I see her clench her fists, her scowl tightening into something much fiercer.
Áine
Brádach.
Aside from Eduardo Volpe, there is no man I hate more than Brádach. What he did to me, what he did to my mother...what he did to other witches, giving up his own magic to save his own skin and persecute others.
His memories sometimes appear to me in my dreams. They sometimes appear to me in day-to-day life, as if they were my own. The way he helped to have my mother killed to stop people being suspicious of him. The way he worked alongside witchfinders - the way he tried to stop my mother being so excited to have a witch for a daughter!
His soul is a part of me now, and I will do far better with it than what he did.
I feel the sharp tingling of crackling lightning at the ends of my fingertips and all around my body. There's a burning rage inside, soon giving way to exactly what Owen had described - the deific pride.

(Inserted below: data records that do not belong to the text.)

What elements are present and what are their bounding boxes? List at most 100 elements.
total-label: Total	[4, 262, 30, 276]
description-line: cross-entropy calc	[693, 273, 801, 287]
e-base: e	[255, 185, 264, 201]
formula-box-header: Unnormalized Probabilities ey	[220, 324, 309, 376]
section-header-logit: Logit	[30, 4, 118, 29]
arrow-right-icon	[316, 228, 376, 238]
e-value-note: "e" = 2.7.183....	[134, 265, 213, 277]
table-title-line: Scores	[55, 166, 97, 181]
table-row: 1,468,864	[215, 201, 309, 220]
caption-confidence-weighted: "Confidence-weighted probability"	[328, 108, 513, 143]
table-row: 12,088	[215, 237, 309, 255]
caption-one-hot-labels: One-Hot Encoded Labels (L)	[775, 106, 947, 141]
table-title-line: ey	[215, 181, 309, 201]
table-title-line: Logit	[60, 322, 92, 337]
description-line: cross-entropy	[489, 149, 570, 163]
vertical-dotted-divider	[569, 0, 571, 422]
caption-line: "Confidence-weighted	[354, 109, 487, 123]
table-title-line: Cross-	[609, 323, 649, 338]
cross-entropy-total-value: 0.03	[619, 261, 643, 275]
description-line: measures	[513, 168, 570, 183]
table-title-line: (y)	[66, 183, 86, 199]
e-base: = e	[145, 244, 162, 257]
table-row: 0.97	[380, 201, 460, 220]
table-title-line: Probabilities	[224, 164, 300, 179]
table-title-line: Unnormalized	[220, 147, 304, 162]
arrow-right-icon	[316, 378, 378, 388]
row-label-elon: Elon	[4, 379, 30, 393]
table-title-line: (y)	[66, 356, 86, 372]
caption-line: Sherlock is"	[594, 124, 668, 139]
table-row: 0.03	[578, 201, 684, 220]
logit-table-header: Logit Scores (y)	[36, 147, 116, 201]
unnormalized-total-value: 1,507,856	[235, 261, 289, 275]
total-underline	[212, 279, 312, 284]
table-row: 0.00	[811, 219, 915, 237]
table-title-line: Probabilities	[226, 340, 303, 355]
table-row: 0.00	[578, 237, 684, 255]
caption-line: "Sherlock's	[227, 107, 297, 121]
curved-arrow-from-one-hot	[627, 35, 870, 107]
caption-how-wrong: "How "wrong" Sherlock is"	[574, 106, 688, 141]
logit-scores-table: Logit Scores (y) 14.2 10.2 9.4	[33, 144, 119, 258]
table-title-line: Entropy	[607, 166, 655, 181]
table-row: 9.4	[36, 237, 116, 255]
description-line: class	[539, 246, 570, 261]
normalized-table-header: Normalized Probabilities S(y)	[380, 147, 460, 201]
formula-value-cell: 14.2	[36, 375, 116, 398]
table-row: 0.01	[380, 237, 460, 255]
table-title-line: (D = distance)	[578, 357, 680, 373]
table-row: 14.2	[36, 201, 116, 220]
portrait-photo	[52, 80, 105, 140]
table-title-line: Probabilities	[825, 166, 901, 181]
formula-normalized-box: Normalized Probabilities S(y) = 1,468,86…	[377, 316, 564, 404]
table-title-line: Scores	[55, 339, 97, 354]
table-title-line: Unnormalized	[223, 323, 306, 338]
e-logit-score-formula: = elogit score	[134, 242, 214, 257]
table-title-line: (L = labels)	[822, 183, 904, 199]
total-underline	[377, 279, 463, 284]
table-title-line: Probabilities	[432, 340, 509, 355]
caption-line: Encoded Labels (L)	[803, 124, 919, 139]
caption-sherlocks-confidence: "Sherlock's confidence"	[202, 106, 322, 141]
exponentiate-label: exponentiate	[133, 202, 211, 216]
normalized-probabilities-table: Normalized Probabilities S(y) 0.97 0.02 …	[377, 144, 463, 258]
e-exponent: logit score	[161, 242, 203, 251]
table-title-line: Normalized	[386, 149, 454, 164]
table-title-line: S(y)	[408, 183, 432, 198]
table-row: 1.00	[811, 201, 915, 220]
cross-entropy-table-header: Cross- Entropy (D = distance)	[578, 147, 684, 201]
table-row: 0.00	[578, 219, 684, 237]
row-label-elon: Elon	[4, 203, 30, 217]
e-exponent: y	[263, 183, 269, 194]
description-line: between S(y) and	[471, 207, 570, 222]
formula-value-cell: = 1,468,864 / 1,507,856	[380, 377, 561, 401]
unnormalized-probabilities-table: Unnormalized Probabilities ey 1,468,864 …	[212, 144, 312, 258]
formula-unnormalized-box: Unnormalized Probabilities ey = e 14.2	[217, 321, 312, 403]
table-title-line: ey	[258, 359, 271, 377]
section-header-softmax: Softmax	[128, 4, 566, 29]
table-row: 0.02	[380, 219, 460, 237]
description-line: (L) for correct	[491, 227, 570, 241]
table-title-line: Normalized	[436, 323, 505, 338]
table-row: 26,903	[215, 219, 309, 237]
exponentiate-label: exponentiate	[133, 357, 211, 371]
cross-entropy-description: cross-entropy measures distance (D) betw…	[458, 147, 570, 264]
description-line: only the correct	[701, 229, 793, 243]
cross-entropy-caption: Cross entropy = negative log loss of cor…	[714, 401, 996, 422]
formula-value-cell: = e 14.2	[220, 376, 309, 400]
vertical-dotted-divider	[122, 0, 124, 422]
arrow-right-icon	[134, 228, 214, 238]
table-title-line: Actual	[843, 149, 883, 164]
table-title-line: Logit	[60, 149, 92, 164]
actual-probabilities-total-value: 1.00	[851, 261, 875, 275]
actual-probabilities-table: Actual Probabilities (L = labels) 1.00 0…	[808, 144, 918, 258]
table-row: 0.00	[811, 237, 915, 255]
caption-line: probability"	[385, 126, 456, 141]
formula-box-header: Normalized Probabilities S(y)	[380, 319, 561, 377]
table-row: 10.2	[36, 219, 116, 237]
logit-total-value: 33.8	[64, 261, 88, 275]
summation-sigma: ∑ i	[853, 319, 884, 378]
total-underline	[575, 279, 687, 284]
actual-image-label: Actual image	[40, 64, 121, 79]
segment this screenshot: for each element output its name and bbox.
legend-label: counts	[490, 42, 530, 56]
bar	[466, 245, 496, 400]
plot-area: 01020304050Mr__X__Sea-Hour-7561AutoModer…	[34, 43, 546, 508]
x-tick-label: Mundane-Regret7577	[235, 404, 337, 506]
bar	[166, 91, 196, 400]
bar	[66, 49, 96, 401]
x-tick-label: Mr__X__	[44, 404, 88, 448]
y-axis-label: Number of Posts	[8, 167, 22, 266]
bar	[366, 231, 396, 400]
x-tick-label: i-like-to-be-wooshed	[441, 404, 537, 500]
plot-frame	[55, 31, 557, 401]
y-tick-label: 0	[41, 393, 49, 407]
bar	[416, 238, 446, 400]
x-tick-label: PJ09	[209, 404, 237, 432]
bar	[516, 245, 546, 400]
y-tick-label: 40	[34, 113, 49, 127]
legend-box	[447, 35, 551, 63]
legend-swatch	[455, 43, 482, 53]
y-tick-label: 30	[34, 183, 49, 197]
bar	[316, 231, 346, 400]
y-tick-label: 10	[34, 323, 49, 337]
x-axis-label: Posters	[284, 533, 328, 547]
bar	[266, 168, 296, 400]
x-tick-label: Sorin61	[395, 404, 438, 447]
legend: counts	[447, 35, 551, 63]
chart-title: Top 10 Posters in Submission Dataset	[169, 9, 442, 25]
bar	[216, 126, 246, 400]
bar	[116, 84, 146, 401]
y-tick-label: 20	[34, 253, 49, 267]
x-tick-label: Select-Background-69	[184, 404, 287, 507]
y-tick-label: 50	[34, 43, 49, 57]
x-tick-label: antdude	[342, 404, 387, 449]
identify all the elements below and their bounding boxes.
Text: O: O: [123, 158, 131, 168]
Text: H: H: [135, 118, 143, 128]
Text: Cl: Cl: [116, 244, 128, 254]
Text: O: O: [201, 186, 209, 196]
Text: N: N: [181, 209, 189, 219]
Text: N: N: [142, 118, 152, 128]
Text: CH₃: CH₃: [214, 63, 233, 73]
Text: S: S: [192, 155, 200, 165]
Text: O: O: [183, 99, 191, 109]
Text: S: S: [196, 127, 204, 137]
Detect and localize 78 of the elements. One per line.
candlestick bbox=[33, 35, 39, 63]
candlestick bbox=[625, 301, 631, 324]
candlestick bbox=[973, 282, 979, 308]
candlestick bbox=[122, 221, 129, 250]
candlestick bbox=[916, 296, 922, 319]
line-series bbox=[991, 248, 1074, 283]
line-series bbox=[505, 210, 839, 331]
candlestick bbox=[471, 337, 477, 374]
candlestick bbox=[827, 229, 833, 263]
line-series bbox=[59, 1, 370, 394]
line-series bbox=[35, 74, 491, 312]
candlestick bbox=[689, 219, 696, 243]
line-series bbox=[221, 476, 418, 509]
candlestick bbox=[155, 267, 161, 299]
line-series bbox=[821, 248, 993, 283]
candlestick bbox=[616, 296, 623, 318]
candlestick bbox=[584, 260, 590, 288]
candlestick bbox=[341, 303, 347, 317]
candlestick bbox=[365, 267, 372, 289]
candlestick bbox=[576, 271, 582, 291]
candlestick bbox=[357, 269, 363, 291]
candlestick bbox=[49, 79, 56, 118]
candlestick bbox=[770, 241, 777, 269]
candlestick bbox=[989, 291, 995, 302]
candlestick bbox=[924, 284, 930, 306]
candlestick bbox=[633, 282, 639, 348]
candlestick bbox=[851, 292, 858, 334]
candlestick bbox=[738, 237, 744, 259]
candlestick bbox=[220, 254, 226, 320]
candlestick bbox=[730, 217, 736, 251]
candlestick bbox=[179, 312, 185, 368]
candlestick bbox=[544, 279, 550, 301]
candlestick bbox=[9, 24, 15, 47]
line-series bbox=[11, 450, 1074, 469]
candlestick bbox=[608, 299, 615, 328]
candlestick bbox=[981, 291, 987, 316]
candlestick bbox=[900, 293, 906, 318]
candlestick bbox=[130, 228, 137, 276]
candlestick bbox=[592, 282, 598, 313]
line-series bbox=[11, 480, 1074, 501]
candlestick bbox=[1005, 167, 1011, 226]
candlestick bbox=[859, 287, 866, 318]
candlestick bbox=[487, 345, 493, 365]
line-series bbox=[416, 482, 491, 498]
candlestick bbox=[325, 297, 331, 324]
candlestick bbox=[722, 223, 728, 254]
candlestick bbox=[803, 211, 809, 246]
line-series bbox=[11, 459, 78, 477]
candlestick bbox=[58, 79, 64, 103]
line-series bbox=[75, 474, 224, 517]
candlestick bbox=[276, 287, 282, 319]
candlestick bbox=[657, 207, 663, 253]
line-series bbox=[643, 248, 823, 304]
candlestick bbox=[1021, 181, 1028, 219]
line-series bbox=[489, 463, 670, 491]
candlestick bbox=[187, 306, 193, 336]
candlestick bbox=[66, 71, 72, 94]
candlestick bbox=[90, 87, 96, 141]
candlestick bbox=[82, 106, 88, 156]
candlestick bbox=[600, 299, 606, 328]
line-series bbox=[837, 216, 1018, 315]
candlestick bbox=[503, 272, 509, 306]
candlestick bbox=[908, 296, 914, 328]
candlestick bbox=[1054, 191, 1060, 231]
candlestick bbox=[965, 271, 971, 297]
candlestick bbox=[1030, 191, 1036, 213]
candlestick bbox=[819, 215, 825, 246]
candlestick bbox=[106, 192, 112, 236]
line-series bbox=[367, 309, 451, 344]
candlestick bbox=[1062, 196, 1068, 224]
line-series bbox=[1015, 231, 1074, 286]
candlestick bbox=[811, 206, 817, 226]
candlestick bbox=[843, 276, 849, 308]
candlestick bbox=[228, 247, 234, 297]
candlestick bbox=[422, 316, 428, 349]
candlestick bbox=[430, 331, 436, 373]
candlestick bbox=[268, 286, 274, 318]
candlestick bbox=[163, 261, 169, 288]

My field of vision becomes clouded with bright light, as if I am seeing into the heavens themselves. The lightning knits a figure from thin air - a figure of my father, the traitor. I think of the way he looked at me when I stole his life force from him. How his skin turned grey and shrivelled, and how his eyes faded into murky black.
Owen gazes at me, completely dumbfounded. I keep my focus on him for the time being, and try to forget about my father. The lightning begins to dissipate, as do the heightened emotions. I can see what he means about it being addictive in nature. I've never seen him like this. He looks terrified, shaking a little.
I expected to feel as if the power was not mine, that it did not belong to me - but I didn't, and I still don't. It no longer belongs solely to the gods, but to myself. To have harnessed fire and lightning like this...
Perhaps Owen is right. The witchfinders don't have what it takes to do anything to either of us.
"It wasn't my intention to sound so harsh as I did, Áine. I apologise for that.
I always try to keep a scientific and rational mind, but I've been proven wrong before. My own wife won over an audience during a debate we had amongst medical minds. I'd argued that we ought to move into modern science and medicine and away from the traditional and herbal methods used by the people of days gone by. She'd argued that the ancients knew what they were doing and that we shouldn't discredit their research and completely throw their methods away. Of course, she was right.